Barack Obama has largely stayed out of the public eye since he turned the presidency over to Donald Trump in January 2017. That’s about to change. The 44th president is set to embark on a nationwide tour aimed at promoting Democratic candidates this November. Before appearing with any specific hopefuls, though, Obama on Friday spoke to the students of the University of Illinois — the largest college in the state where he began his political career. In the few appearances he’s made since leaving office, Obama has spoken in broad terms about the threats facing democracy and what citizens must do to preserve America’s ideals. This wasn’t the case Friday, as Obama took dead aim at the party that gave way to the President Who Must Not Be Named.
“Over the past few decades, the politics of division, and resentment, and paranoia has unfortunately found a home in the Republican party,” Obama said.
"Over the past few decades, the politics of division and resentment and paranoia has unfortunately found a home in the Republican Party." President Obama pic.twitter.com/8GzS938z2c
— Scott Dworkin (@funder) September 7, 2018
Obama zeroed in on how Trump has harnessed these insidious qualities, continuing his practice of refusing to mention the president by name.
“Appealing to tribe, appealing to fear, pitting one group against another, telling people order and security will be restored if it weren’t for those who don’t look like us, that’s an old playbook,” he said. “It’s as old as time. And in a healthy democracy, it doesn’t work.”
He went on to expand on his disappointment with how the Republican party has cowed to the president. “What happened to the Republican Party?” he asked. “Its central organizing principle in foreign policy was the fight against communism, and now they’re cozying up to the former head of the KGB.”
Barack Obama: "What happened to the Republican Party? Its central organizing principle in foreign policy was the fight against Communism, and now they're cozying up to the former head of the KGB." (via ABC) pic.twitter.com/jDxPr0cxdx
— Kyle Griffin (@kylegriffin1) September 7, 2018
“How hard can it be, saying that Nazis are bad?” Obama challenged. “That’s not civility,” he said of those unwilling to criticize the actions of the president. “That’s abdicating your responsibilities.” Nor was Obama satisfied with the recent op-ed penned by an anonymous senior administration official. “The claim that everything will turn out OK because there are people inside the White House who aren’t following the president’s orders, that is not a check,” he said. “I’m being serious. That’s not how our democracy’s supposed to work. These people aren’t elected. They’re not doing us a service by actively promoting 90 percent of the crazy stuff that’s coming out of this White House, and saying, ‘Don’t worry, we’re preventing the other 10 percent.’”
Meanwhile, President Trump told reporters Friday afternoon that he would like Attorney General Jeff Sessions to use the resources of the Justice Department to investigate which senior administration official wrote the op-ed. Earlier this week, Trump attacked Sessions on Twitter for allowing the Justice Department to bring charges against “popular” Republicans when it could endanger their chances of re-election this November. Obama noted that publicly condemning this kind of behavior should not be a partisan issue.
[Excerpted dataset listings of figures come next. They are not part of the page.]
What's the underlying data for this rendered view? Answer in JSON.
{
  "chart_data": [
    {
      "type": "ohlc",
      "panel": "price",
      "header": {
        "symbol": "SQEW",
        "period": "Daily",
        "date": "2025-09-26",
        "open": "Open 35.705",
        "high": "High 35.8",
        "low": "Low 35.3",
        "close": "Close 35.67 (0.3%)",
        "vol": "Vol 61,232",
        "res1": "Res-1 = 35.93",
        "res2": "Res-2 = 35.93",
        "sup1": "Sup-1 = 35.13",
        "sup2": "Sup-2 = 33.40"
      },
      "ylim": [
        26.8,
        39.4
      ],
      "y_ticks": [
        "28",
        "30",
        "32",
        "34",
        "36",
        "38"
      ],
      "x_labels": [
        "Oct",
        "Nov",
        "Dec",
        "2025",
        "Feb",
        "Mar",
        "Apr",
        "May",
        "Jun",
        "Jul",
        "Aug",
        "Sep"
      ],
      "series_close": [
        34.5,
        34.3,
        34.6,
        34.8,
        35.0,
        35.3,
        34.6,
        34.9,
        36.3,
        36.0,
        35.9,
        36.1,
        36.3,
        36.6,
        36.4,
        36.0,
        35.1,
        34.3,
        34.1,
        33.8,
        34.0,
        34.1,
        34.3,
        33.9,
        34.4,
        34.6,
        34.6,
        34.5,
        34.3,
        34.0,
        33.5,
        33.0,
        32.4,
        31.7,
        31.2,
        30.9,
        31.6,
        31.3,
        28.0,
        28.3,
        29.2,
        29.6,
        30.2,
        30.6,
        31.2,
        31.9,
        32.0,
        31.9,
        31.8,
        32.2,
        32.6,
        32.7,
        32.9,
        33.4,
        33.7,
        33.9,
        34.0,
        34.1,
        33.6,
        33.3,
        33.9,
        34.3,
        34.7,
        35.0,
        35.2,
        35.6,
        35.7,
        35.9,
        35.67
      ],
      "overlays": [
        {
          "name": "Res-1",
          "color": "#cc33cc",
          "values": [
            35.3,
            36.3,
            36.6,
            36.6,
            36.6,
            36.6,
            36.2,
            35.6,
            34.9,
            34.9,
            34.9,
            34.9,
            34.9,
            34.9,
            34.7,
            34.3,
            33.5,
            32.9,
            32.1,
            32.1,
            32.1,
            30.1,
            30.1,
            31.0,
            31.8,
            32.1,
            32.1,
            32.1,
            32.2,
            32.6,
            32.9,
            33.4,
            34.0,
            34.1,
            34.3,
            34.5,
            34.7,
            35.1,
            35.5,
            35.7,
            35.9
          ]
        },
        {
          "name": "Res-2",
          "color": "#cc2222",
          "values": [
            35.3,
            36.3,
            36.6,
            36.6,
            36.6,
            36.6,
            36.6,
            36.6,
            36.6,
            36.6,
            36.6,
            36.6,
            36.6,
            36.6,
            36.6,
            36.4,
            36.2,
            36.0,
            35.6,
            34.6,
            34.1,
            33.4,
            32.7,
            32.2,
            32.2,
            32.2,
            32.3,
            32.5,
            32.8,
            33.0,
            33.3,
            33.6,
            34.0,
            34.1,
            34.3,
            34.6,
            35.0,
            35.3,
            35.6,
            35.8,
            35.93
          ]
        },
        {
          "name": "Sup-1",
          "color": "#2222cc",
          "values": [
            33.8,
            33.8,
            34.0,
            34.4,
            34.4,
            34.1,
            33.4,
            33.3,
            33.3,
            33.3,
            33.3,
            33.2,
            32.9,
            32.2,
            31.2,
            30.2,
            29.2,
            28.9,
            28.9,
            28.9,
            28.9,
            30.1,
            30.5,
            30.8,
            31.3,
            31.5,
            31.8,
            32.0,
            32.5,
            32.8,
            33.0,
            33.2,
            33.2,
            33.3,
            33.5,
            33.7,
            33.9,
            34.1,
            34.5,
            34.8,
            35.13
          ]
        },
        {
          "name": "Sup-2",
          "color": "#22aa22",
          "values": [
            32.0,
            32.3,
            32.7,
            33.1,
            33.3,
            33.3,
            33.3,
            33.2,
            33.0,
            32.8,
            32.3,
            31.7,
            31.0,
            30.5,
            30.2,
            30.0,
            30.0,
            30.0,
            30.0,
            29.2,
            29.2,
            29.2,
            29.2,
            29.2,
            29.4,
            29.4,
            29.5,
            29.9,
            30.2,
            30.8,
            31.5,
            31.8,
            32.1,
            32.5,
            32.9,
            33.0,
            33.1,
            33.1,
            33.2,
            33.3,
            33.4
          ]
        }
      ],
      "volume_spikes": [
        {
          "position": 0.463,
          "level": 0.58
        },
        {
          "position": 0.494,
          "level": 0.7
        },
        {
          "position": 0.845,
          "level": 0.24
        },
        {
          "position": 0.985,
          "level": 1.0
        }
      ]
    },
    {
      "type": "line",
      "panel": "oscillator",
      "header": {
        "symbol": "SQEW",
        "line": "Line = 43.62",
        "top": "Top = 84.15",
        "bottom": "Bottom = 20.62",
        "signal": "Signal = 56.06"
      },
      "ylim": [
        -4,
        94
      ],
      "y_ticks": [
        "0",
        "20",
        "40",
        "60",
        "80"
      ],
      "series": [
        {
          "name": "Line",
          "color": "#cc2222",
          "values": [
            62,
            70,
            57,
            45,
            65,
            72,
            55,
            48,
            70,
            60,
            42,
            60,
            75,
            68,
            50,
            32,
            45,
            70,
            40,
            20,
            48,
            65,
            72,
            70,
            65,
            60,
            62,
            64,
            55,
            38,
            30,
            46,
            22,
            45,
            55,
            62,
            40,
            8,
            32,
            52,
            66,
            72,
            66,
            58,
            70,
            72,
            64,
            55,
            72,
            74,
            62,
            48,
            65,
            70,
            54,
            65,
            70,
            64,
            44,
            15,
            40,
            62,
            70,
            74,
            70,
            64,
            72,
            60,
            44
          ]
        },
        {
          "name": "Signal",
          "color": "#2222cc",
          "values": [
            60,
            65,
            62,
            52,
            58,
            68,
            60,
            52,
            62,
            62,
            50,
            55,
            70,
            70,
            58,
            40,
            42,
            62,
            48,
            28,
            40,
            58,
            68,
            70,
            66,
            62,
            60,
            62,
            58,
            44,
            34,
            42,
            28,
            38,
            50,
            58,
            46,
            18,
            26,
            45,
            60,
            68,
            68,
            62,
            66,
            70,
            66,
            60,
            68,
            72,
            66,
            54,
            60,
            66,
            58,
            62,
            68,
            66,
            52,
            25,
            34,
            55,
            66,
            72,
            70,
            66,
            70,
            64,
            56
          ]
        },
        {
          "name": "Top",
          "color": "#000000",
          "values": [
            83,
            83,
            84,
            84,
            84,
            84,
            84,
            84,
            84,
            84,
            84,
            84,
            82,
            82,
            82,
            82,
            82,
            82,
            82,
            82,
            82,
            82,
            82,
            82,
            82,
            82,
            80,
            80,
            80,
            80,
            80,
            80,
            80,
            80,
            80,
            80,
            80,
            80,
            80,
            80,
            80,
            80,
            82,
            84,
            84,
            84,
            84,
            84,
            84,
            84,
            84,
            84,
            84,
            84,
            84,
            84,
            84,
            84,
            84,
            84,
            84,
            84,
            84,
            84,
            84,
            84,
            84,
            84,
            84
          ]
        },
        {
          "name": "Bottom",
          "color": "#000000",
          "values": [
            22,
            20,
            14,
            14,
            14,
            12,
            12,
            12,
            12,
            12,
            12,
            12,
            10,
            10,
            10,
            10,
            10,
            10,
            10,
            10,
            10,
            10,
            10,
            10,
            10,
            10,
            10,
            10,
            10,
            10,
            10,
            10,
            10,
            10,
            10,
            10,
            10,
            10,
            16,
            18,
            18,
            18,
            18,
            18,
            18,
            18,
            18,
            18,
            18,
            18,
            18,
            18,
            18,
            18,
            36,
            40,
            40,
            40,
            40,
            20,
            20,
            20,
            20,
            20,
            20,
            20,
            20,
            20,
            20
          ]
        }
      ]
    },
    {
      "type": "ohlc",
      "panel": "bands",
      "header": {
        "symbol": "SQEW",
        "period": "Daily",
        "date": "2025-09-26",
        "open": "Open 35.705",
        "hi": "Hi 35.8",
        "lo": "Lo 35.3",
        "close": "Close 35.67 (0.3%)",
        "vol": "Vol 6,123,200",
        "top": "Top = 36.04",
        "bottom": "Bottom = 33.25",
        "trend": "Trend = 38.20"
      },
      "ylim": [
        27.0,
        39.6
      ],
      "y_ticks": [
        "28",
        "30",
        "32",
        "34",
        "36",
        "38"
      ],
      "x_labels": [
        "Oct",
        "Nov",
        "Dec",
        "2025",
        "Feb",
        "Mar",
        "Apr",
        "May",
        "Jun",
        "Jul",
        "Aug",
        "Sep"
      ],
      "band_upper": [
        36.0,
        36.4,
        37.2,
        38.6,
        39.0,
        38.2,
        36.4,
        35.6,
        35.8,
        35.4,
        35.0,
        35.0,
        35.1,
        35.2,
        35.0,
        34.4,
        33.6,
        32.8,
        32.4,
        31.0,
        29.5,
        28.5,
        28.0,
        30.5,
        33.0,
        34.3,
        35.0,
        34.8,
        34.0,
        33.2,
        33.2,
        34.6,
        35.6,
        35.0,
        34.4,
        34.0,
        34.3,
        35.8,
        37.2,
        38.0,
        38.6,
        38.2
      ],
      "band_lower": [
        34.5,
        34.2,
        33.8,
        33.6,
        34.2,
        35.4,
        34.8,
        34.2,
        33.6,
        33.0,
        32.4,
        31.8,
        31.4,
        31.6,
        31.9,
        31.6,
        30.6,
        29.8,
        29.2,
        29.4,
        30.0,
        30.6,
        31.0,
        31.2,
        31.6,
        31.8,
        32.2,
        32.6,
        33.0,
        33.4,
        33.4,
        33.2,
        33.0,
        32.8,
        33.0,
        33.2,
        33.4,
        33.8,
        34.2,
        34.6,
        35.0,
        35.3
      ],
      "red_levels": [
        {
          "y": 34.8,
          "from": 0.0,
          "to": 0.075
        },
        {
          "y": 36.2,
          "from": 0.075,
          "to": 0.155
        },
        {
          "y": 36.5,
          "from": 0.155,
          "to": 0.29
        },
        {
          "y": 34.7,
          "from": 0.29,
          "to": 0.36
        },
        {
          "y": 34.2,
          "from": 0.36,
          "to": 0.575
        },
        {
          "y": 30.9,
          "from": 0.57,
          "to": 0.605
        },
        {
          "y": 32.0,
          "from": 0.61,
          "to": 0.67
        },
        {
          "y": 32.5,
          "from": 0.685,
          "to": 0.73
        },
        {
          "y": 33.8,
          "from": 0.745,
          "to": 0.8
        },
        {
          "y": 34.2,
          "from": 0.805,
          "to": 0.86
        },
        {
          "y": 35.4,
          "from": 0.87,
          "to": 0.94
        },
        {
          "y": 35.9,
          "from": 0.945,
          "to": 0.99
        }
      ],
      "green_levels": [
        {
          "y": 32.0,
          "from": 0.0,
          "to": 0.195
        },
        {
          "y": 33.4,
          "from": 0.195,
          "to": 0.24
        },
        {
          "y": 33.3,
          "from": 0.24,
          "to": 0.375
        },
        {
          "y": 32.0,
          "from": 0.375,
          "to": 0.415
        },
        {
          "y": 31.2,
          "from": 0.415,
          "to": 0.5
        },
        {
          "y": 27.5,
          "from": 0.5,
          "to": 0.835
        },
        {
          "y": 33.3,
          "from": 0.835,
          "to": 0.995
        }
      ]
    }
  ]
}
Barack Obama: "It should not be a partisan issue to say that we do not pressure the attorney general or the FBI to use the criminal justice system as a cudgel to punish our political opponents." (via ABC) pic.twitter.com/cXHCCFBfJj
— Kyle Griffin (@kylegriffin1) September 7, 2018
In the end, the speech was Obama’s most pointed critique yet of how Trump and his enablers have perverted the most basic functions of government. He criticized the handling of Hurricane Maria. (“One of those functions [of government] is making sure 3,000 Americans don’t die during a hurricane and in its aftermath.”) He criticized the lack of diversity in the upper rungs of the government. (“We need more women in charge.”) He criticized how those in charge have conned the American people into thinking they’re acting on their behalf. (“They’ll promise to fight for the little guy even as they cater to the wealthiest and most powerful.”)
As is usually the case, however, Obama’s overarching message on Friday was one of activism and engagement. Because the stakes are so high at this particular moment in America’s history, concerned citizens can’t afford to sit on the sidelines. “When there’s a vacuum in our democracy, when we don’t vote, when we take our basic rights and freedoms for granted, when we turn away and stop paying attention and stop engaging and stop believing, the politics of fear and resentment and retrenchment takes hold.”
As he did when he was first campaigning for the presidency over a decade ago, Obama preached the need for Americans to hold onto hope, as well as to the belief that the people have the power to bat back any threat to democracy, even one as large as Trump. It’s just a matter of exercising it. “The biggest threat to our democracy is indifference,” Obama said. “The biggest threat to our democracy is cynicism.”